O executivo considera, além disso, necessário para implementar a Convenção das Nações Unidas contra a criminalidade transnacional organizada, assinada em 2000 pelo Japão.

Mas as organizações de defesa dos direitos humanos e grupos de advogados acham que seu objetivo pode ser desviado para autorizar escutas de cidadãos inocentes ou limitar as liberdades, garantidas na Constituição.

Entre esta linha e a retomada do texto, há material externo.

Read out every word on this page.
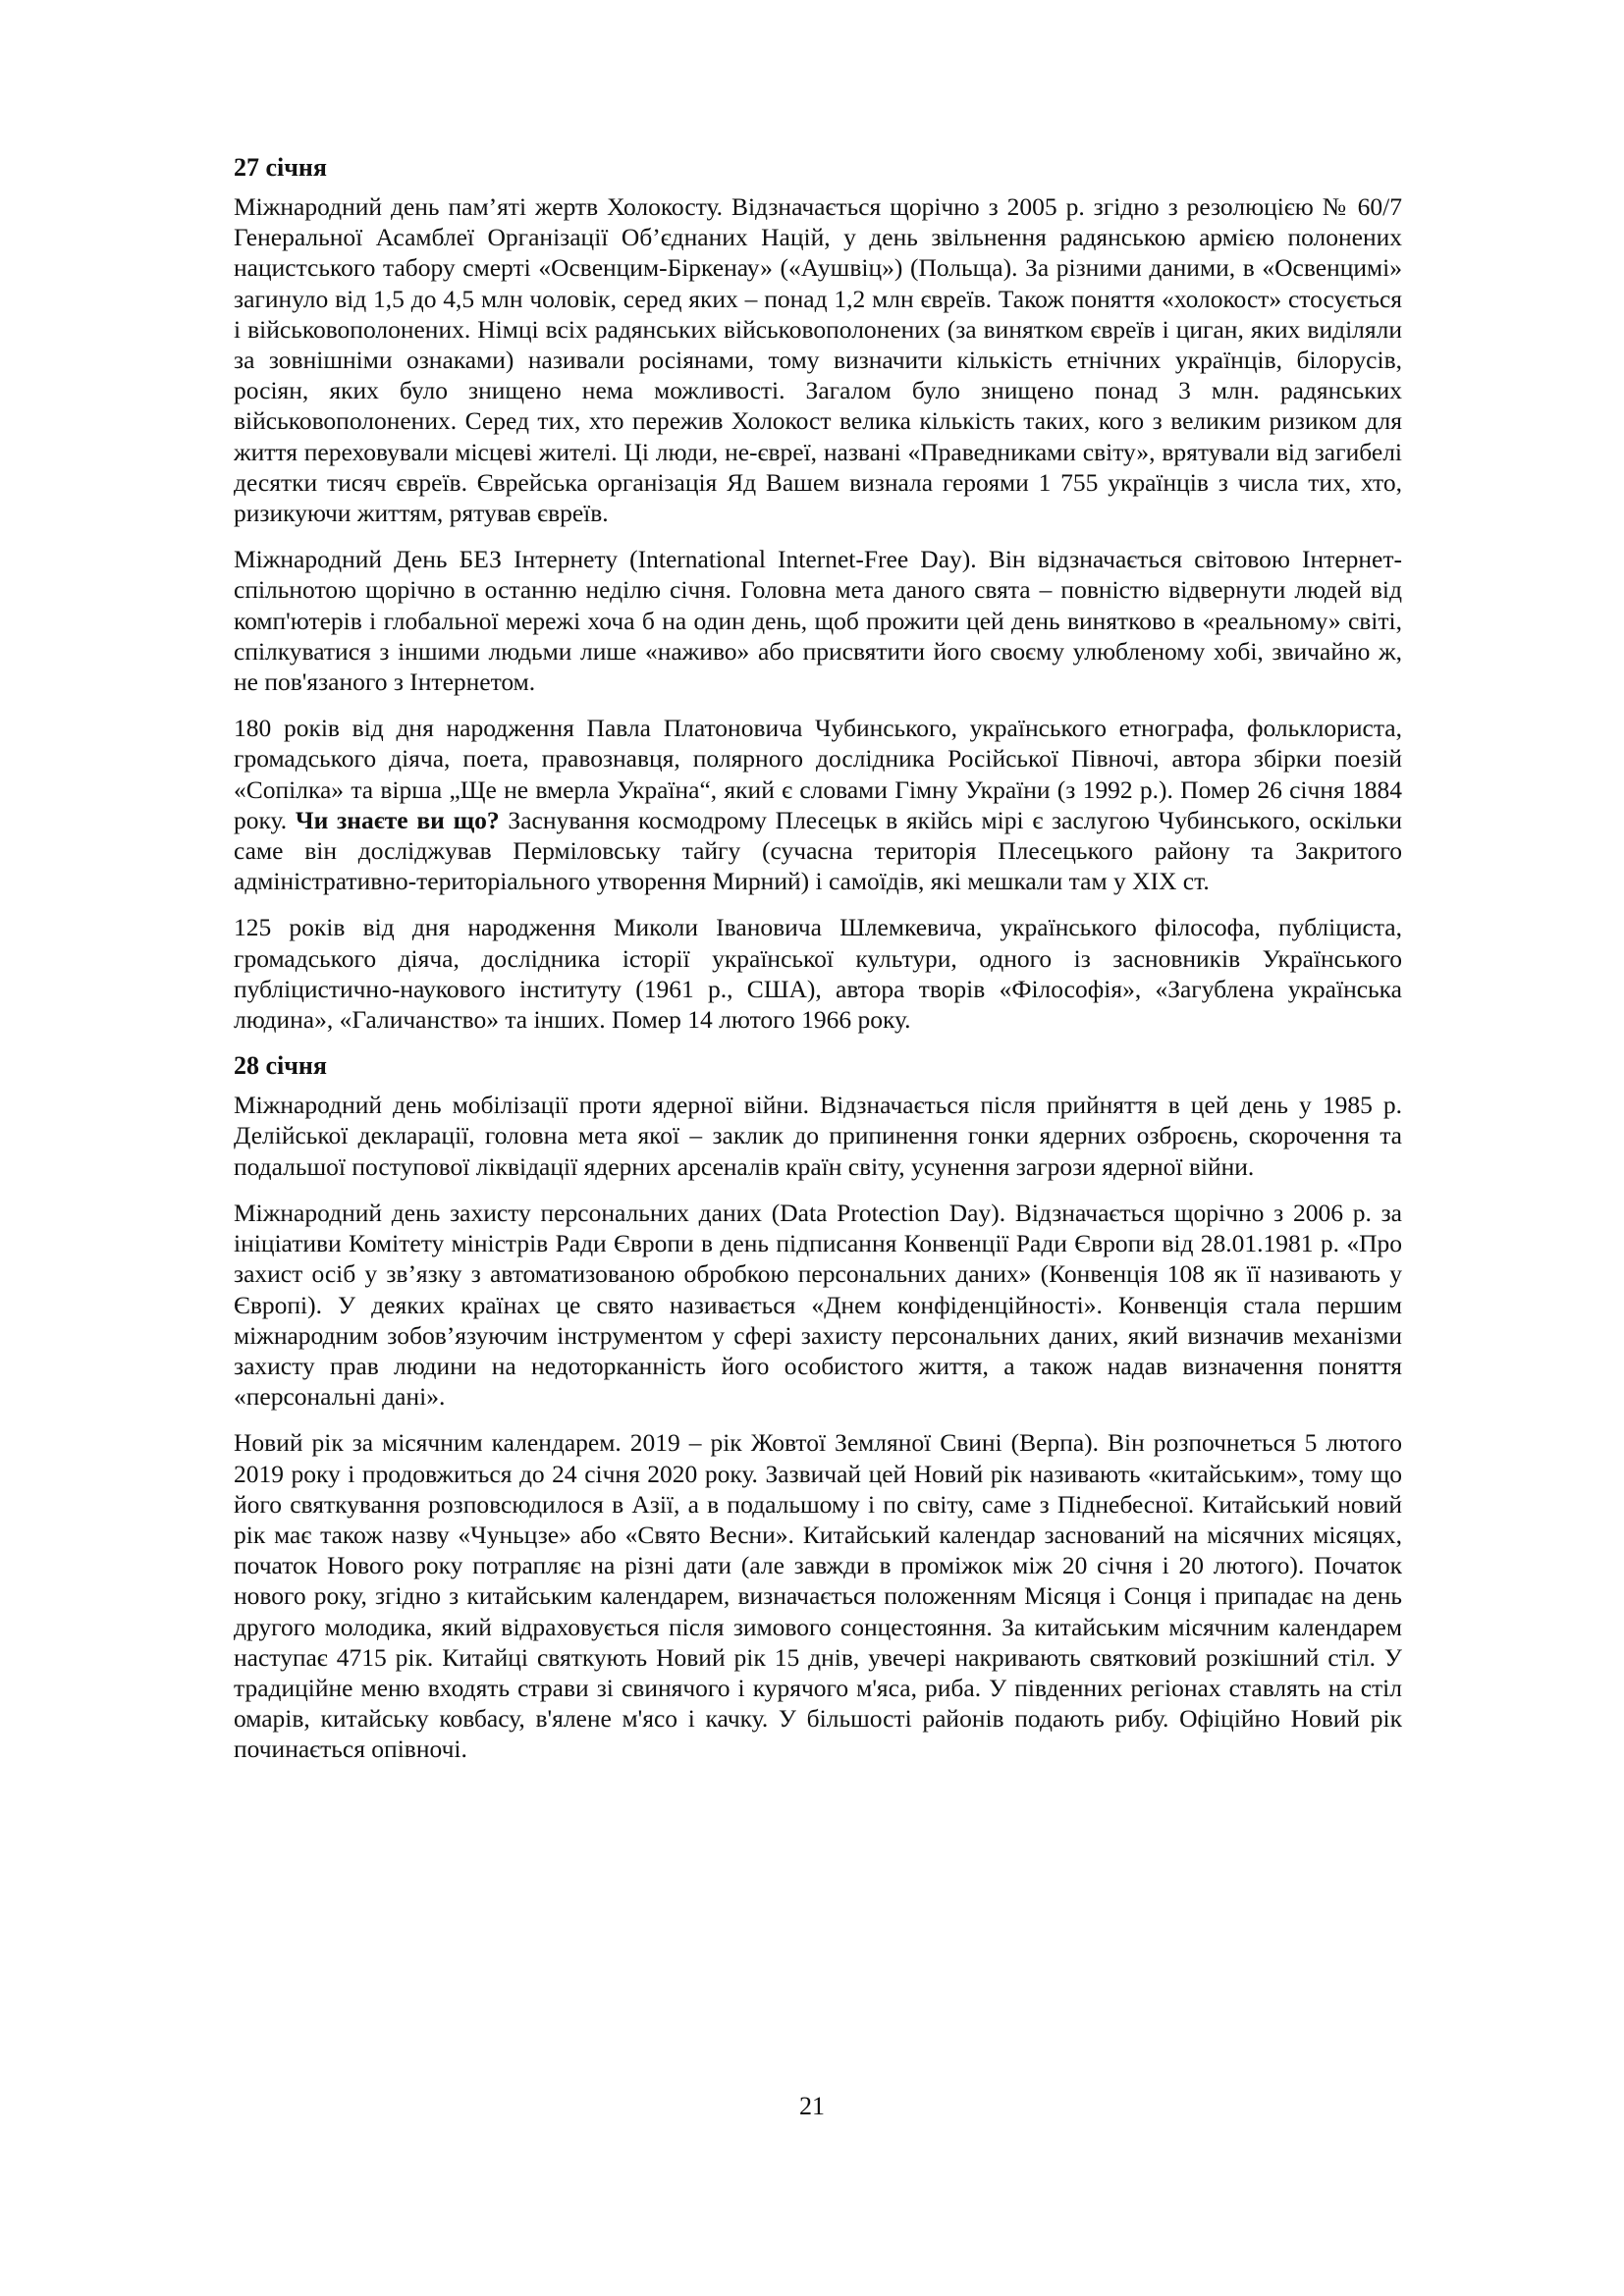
27 січня

Міжнародний день пам’яті жертв Холокосту. Відзначається щорічно з 2005 р. згідно з резолюцією № 60/7 Генеральної Асамблеї Організації Об’єднаних Націй, у день звільнення радянською армією полонених нацистського табору смерті «Освенцим-Біркенау» («Аушвіц») (Польща). За різними даними, в «Освенцимі» загинуло від 1,5 до 4,5 млн чоловік, серед яких – понад 1,2 млн євреїв. Також поняття «холокост» стосується і військовополонених. Німці всіх радянських військовополонених (за винятком євреїв і циган, яких виділяли за зовнішніми ознаками) називали росіянами, тому визначити кількість етнічних українців, білорусів, росіян, яких було знищено нема можливості. Загалом було знищено понад 3 млн. радянських військовополонених. Серед тих, хто пережив Холокост велика кількість таких, кого з великим ризиком для життя переховували місцеві жителі. Ці люди, не-євреї, названі «Праведниками світу», врятували від загибелі десятки тисяч євреїв. Єврейська організація Яд Вашем визнала героями 1 755 українців з числа тих, хто, ризикуючи життям, рятував євреїв.

Міжнародний День БЕЗ Інтернету (International Internet-Free Day). Він відзначається світовою Інтернет-спільнотою щорічно в останню неділю січня. Головна мета даного свята – повністю відвернути людей від комп'ютерів і глобальної мережі хоча б на один день, щоб прожити цей день винятково в «реальному» світі, спілкуватися з іншими людьми лише «наживо» або присвятити його своєму улюбленому хобі, звичайно ж, не пов'язаного з Інтернетом.

180 років від дня народження Павла Платоновича Чубинського, українського етнографа, фольклориста, громадського діяча, поета, правознавця, полярного дослідника Російської Півночі, автора збірки поезій «Сопілка» та вірша „Ще не вмерла Україна“, який є словами Гімну України (з 1992 р.). Помер 26 січня 1884 року. Чи знаєте ви що? Заснування космодрому Плесецьк в якійсь мірі є заслугою Чубинського, оскільки саме він досліджував Перміловську тайгу (сучасна територія Плесецького району та Закритого адміністративно-територіального утворення Мирний) і самоїдів, які мешкали там у XIX ст.

125 років від дня народження Миколи Івановича Шлемкевича, українського філософа, публіциста, громадського діяча, дослідника історії української культури, одного із засновників Українського публіцистично-наукового інституту (1961 р., США), автора творів «Філософія», «Загублена українська людина», «Галичанство» та інших. Помер 14 лютого 1966 року.

28 січня

Міжнародний день мобілізації проти ядерної війни. Відзначається після прийняття в цей день у 1985 р. Делійської декларації, головна мета якої – заклик до припинення гонки ядерних озброєнь, скорочення та подальшої поступової ліквідації ядерних арсеналів країн світу, усунення загрози ядерної війни.

Міжнародний день захисту персональних даних (Data Protection Day). Відзначається щорічно з 2006 р. за ініціативи Комітету міністрів Ради Європи в день підписання Конвенції Ради Європи від 28.01.1981 р. «Про захист осіб у зв’язку з автоматизованою обробкою персональних даних» (Конвенція 108 як її називають у Європі). У деяких країнах це свято називається «Днем конфіденційності». Конвенція стала першим міжнародним зобов’язуючим інструментом у сфері захисту персональних даних, який визначив механізми захисту прав людини на недоторканність його особистого життя, а також надав визначення поняття «персональні дані».

Новий рік за місячним календарем. 2019 – рік Жовтої Земляної Свині (Верпа). Він розпочнеться 5 лютого 2019 року і продовжиться до 24 січня 2020 року. Зазвичай цей Новий рік називають «китайським», тому що його святкування розповсюдилося в Азії, а в подальшому і по світу, саме з Піднебесної. Китайський новий рік має також назву «Чуньцзе» або «Свято Весни». Китайський календар заснований на місячних місяцях, початок Нового року потрапляє на різні дати (але завжди в проміжок між 20 січня і 20 лютого). Початок нового року, згідно з китайським календарем, визначається положенням Місяця і Сонця і припадає на день другого молодика, який відраховується після зимового сонцестояння. За китайським місячним календарем наступає 4715 рік. Китайці святкують Новий рік 15 днів, увечері накривають святковий розкішний стіл. У традиційне меню входять страви зі свинячого і курячого м'яса, риба. У південних регіонах ставлять на стіл омарів, китайську ковбасу, в'ялене м'ясо і качку. У більшості районів подають рибу. Офіційно Новий рік починається опівночі.

21
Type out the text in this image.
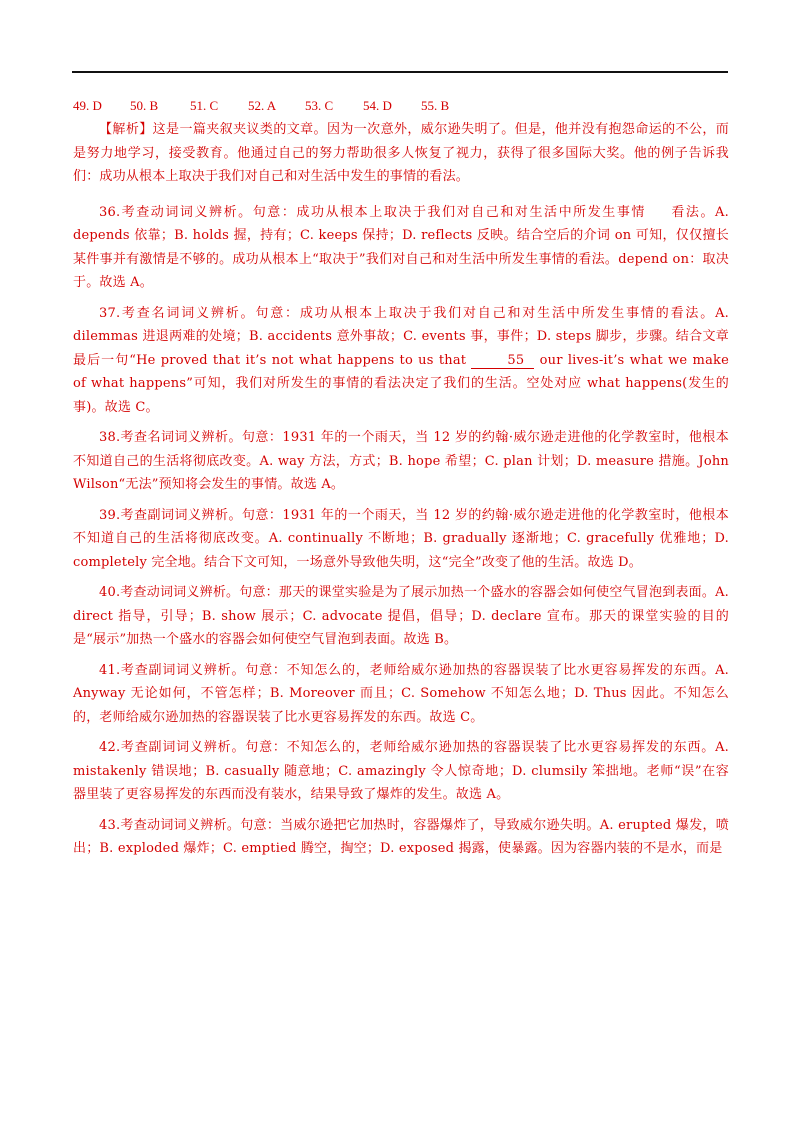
49. D 50. B 51. C 52. A 53. C 54. D 55. B

【解析】这是一篇夹叙夹议类的文章。因为一次意外，威尔逊失明了。但是，他并没有抱怨命运的不公，而是努力地学习，接受教育。他通过自己的努力帮助很多人恢复了视力，获得了很多国际大奖。他的例子告诉我们：成功从根本上取决于我们对自己和对生活中发生的事情的看法。

36.考查动词词义辨析。句意：成功从根本上取决于我们对自己和对生活中所发生事情 看法。A. depends 依靠；B. holds 握，持有；C. keeps 保持；D. reflects 反映。结合空后的介词 on 可知，仅仅擅长某件事并有激情是不够的。成功从根本上“取决于”我们对自己和对生活中所发生事情的看法。depend on：取决于。故选 A。

37.考查名词词义辨析。句意：成功从根本上取决于我们对自己和对生活中所发生事情的看法。A. dilemmas 进退两难的处境；B. accidents 意外事故；C. events 事，事件；D. steps 脚步，步骤。结合文章最后一句“He proved that it’s not what happens to us that	55 our lives-it’s what we make of what happens”可知，我们对所发生的事情的看法决定了我们的生活。空处对应 what happens(发生的事)。故选 C。

38.考查名词词义辨析。句意：1931 年的一个雨天，当 12 岁的约翰·威尔逊走进他的化学教室时，他根本不知道自己的生活将彻底改变。A. way 方法，方式；B. hope 希望；C. plan 计划；D. measure 措施。John Wilson“无法”预知将会发生的事情。故选 A。

39.考查副词词义辨析。句意：1931 年的一个雨天，当 12 岁的约翰·威尔逊走进他的化学教室时，他根本不知道自己的生活将彻底改变。A. continually 不断地；B. gradually 逐渐地；C. gracefully 优雅地；D. completely 完全地。结合下文可知，一场意外导致他失明，这“完全”改变了他的生活。故选 D。

40.考查动词词义辨析。句意：那天的课堂实验是为了展示加热一个盛水的容器会如何使空气冒泡到表面。A. direct 指导，引导；B. show 展示；C. advocate 提倡，倡导；D. declare 宣布。那天的课堂实验的目的是“展示”加热一个盛水的容器会如何使空气冒泡到表面。故选 B。

41.考查副词词义辨析。句意：不知怎么的，老师给威尔逊加热的容器误装了比水更容易挥发的东西。A. Anyway 无论如何，不管怎样；B. Moreover 而且；C. Somehow 不知怎么地；D. Thus 因此。不知怎么的，老师给威尔逊加热的容器误装了比水更容易挥发的东西。故选 C。

42.考查副词词义辨析。句意：不知怎么的，老师给威尔逊加热的容器误装了比水更容易挥发的东西。A. mistakenly 错误地；B. casually 随意地；C. amazingly 令人惊奇地；D. clumsily 笨拙地。老师“误”在容器里装了更容易挥发的东西而没有装水，结果导致了爆炸的发生。故选 A。

43.考查动词词义辨析。句意：当威尔逊把它加热时，容器爆炸了，导致威尔逊失明。A. erupted 爆发，喷出；B. exploded 爆炸；C. emptied 腾空，掏空；D. exposed 揭露，使暴露。因为容器内装的不是水，而是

Milhares de japoneses têm saído às ruas nas últimas semanas para denunciar este projeto de lei, que já sofreu várias revisões.

Nesta quinta, mais de 500 pessoas se reuniram ante a sede do parlamento com cartazes protestando contra o governo Abe e o perigo da censura e repressão.

Alterações

A última versão, aprovada nesta quinta, reduz o número de crimes e delitos contemplados para 270. Mais de 600 delitos não vinculados ao terrorismo ou ao crime organizado estavam presentes nas versões anteriores, o que gerou muitas críticas.

Vários meios de comunicação locais compararam o texto com a "lei de preservação da segurança pública", em vigor durante a Segunda Guerra Mundial, em virtude da qual os cidadãos podiam ser detidos por delitos políticos, reivindicação de direitos sociais ou oposição à guerra.